Cumhuriyet Meclisi Başkanı Sibel Siber başkanlığında saat 10.50’de toplanan genel kurulda ilk sözü TDP Lefkoşa Milletvekili Mehmet Çakıcı aldı.

ÇAKICI

Çakıcı, konuşmasını yaparken Başbakan ve Başbakan Yardımcısı’nın salonda olmasını beklediğini ifade ederek, bu yılki bütçenin “yalnızca çalışanların kemerlerini sıkan ve hak yiyen bir bütçe” olduğunu söyledi.

Başbakan Özkan Yorgancıoğlu’nun başbakanlığını; “İrsen Küçük dönemindeki Başbakandan ne farkı var” diye sürekli düşündüğünü ifade eden Çakıcı, İrsen Küçük ile Yorgancıoğlu’nun Başbakan iken verdiği sözleri ve yaptığı uygulamaları karşılaştırdı ve örnekler verdi.

KTHY çalışanlarına bir önceki dönemde de şimdiki dönemde de sürekli sözler verildiğini, ancak ortaya çıkan bir sonuç göremediklerini ifade eden Çakıcı, bu konuda Başbakanın “kılını kıpırdatmadığını, haklarını vermeye yönelik bir adım atmadığını” savundu.

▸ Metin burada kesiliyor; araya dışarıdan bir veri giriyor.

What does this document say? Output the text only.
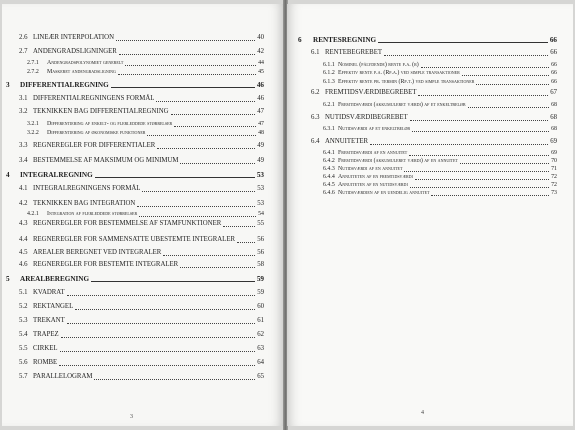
2.6 LINEÆR INTERPOLATION	40
2.7 ANDENGRADSLIGNINGER	42
2.7.1 Andengradspolynomiet generelt	44
2.7.2 Maskeret andengradsligning	45
3 DIFFERENTIALREGNING	46
3.1 DIFFERENTIALREGNINGENS FORMÅL	46
3.2 TEKNIKKEN BAG DIFFERENTIALREGNING	47
3.2.1 Differentiering af enkelt- og flerleddede størrelser	47
3.2.2 Differentiering af økonomiske funktioner	48
3.3 REGNEREGLER FOR DIFFERENTIALER	49
3.4 BESTEMMELSE AF MAKSIMUM OG MINIMUM	49
4 INTEGRALREGNING	53
4.1 INTEGRALREGNINGENS FORMÅL	53
4.2 TEKNIKKEN BAG INTEGRATION	53
4.2.1 Integration af flerleddede størrelser	54
4.3 REGNEREGLER FOR BESTEMMELSE AF STAMFUNKTIONER	55
4.4 REGNEREGLER FOR SAMMENSATTE UBESTEMTE INTEGRALER	56
4.5 AREALER BEREGNET VED INTEGRALER	56
4.6 REGNEREGLER FOR BESTEMTE INTEGRALER	58
5 AREALBEREGNING	59
5.1 KVADRAT	59
5.2 REKTANGEL	60
5.3 TREKANT	61
5.4 TRAPEZ	62
5.5 CIRKEL	63
5.6 ROMBE	64
5.7 PARALLELOGRAM	65
3
6 RENTESREGNING	66
6.1 RENTEBEGREBET	66
6.1.1 Nominel (pålydende) rente p.a. (r)	66
6.1.2 Effektiv rente p.a. (Rp.a.) ved simple transaktioner	66
6.1.3 Effektiv rente pr. termin (Rp.t.) ved simple transaktioner	66
6.2 FREMTIDSVÆRDIBEGREBET	67
6.2.1 Fremtidsværdi (akkumuleret værdi) af et enkeltbeløb	68
6.3 NUTIDSVÆRDIBEGREBET	68
6.3.1 Nutidsværdi af et enkeltbeløb	68
6.4 ANNUITETER	69
6.4.1 Fremtidsværdi af en annuitet	69
6.4.2 Fremtidsværdi (akkumuleret værdi) af en annuitet	70
6.4.3 Nutidsværdi af en annuitet	71
6.4.4 Annuiteten af en fremtidsværdi	72
6.4.5 Annuiteten af en nutidsværdi	72
6.4.6 Nutidsværdien af en uendelig annuitet	73
4
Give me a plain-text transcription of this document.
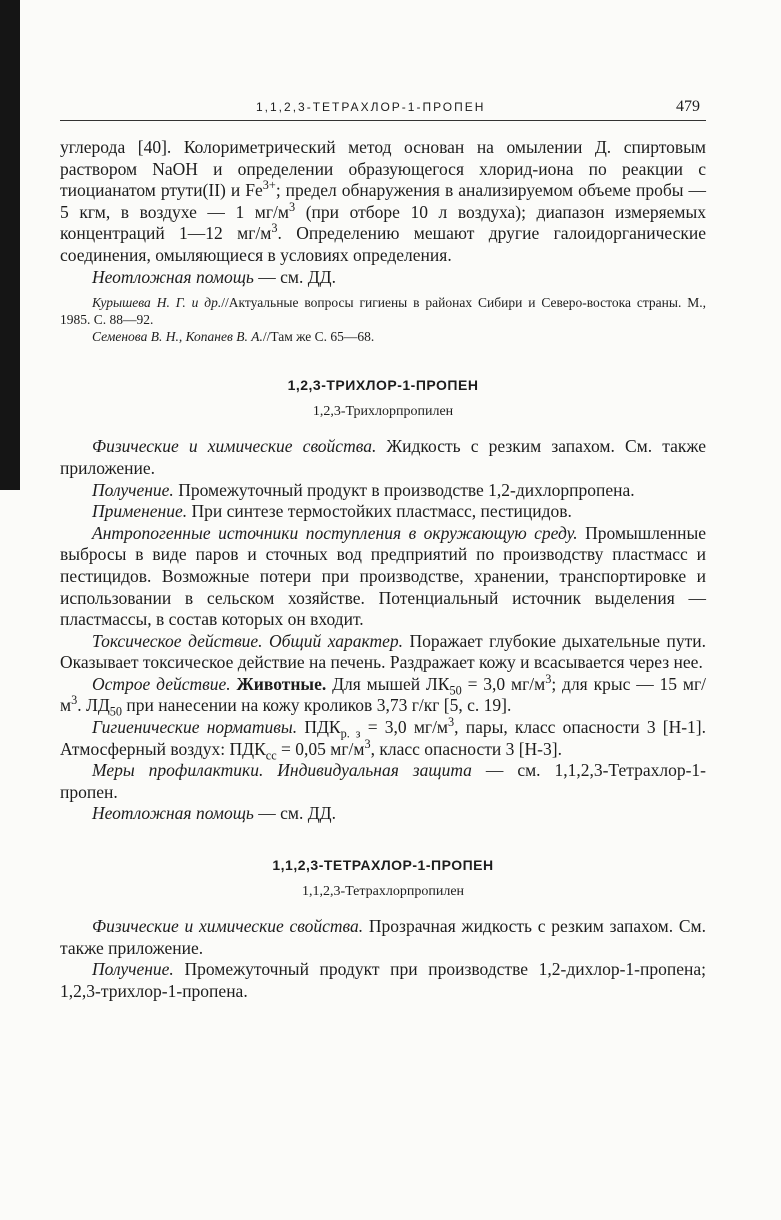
1,1,2,3-ТЕТРАХЛОР-1-ПРОПЕН	479

углерода [40]. Колориметрический метод основан на омылении Д. спиртовым раствором NaOH и определении образующегося хлорид-иона по реакции с тиоцианатом ртути(II) и $Fe^{3+}$; предел обнаружения в анализируемом объеме пробы — 5 кгм, в воздухе — 1 $мг/м^3$ (при отборе 10 л воздуха); диапазон измеряемых концентраций 1—12 $мг/м^3$. Определению мешают другие галоидорганические соединения, омыляющиеся в условиях определения.

Неотложная помощь — см. ДД.

Курышева Н. Г. и др.//Актуальные вопросы гигиены в районах Сибири и Северо-востока страны. М., 1985. С. 88—92.

Семенова В. Н., Копанев В. А.//Там же С. 65—68.

1,2,3-ТРИХЛОР-1-ПРОПЕН
1,2,3-Трихлорпропилен

Физические и химические свойства. Жидкость с резким запахом. См. также приложение.

Получение. Промежуточный продукт в производстве 1,2-дихлорпропена.

Применение. При синтезе термостойких пластмасс, пестицидов.

Антропогенные источники поступления в окружающую среду. Промышленные выбросы в виде паров и сточных вод предприятий по производству пластмасс и пестицидов. Возможные потери при производстве, хранении, транспортировке и использовании в сельском хозяйстве. Потенциальный источник выделения — пластмассы, в состав которых он входит.

Токсическое действие. Общий характер. Поражает глубокие дыхательные пути. Оказывает токсическое действие на печень. Раздражает кожу и всасывается через нее.

Острое действие. Животные. Для мышей $ЛК_{50} = 3,0$ $мг/м^3$; для крыс — 15 $мг/м^3$. $ЛД_{50}$ при нанесении на кожу кроликов 3,73 г/кг [5, с. 19].

Гигиенические нормативы. $ПДК_{р. з} = 3,0$ $мг/м^3$, пары, класс опасности 3 [Н-1]. Атмосферный воздух: $ПДК_{сс} = 0,05$ $мг/м^3$, класс опасности 3 [Н-3].

Меры профилактики. Индивидуальная защита — см. 1,1,2,3-Тетрахлор-1-пропен.

Неотложная помощь — см. ДД.

1,1,2,3-ТЕТРАХЛОР-1-ПРОПЕН
1,1,2,3-Тетрахлорпропилен

Физические и химические свойства. Прозрачная жидкость с резким запахом. См. также приложение.

Получение. Промежуточный продукт при производстве 1,2-дихлор-1-пропена; 1,2,3-трихлор-1-пропена.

Çakıcı, CAS çalışanları ile ilgili yapılan uygulamaları da eleştirdi, hükümetin eski KTHY çalışanlarına hukuki haklarını vermesi gerektiğini vurguladı.

EKONOMİK PAKET

“Göç Yasası” ve Türkiye ile imzalanan “Ekonomik Pakete” değinen, eleştirilerde ve değerlendirmelerde bulunan Çakıcı, İrsen Küçük’ün “Göç Yasası”nı desteklediğini, arkasında durduğunu, Yorgancıoğlu’nun da bu konuda “UBP’ye duacı” olduğunu iddia etti.

Bu yasanın kaldırılması veya değiştirilmesi konusunda hükümetin düşüncesi olmadığını ifade eden Çakıcı, bu yasaya karşı CTP ve DP ile birlikte yürüdüklerini ancak şimdi bu partilerin bu yasayı “UBP iyi ki geçirdi” dediğini savundu.

Hükümetin bu yasa üzerinde değişiklik yapacağını ancak maddiyatın da önemli olduğunu söylediğini, ancak bu düzenlemeyi ne zaman yapacağını söylemediğini belirten Çakıcı, hükümetin istihdamlarda, vergilerde, denetimlerde ve tüm uygulamalarına dikkat ederek mali durumunu düzeltebileceğini anlattı, rekabet kurulu, denetleme kurulu, vergi gibi kurumlarını iyi çalıştırması gerektiğini vurguladı.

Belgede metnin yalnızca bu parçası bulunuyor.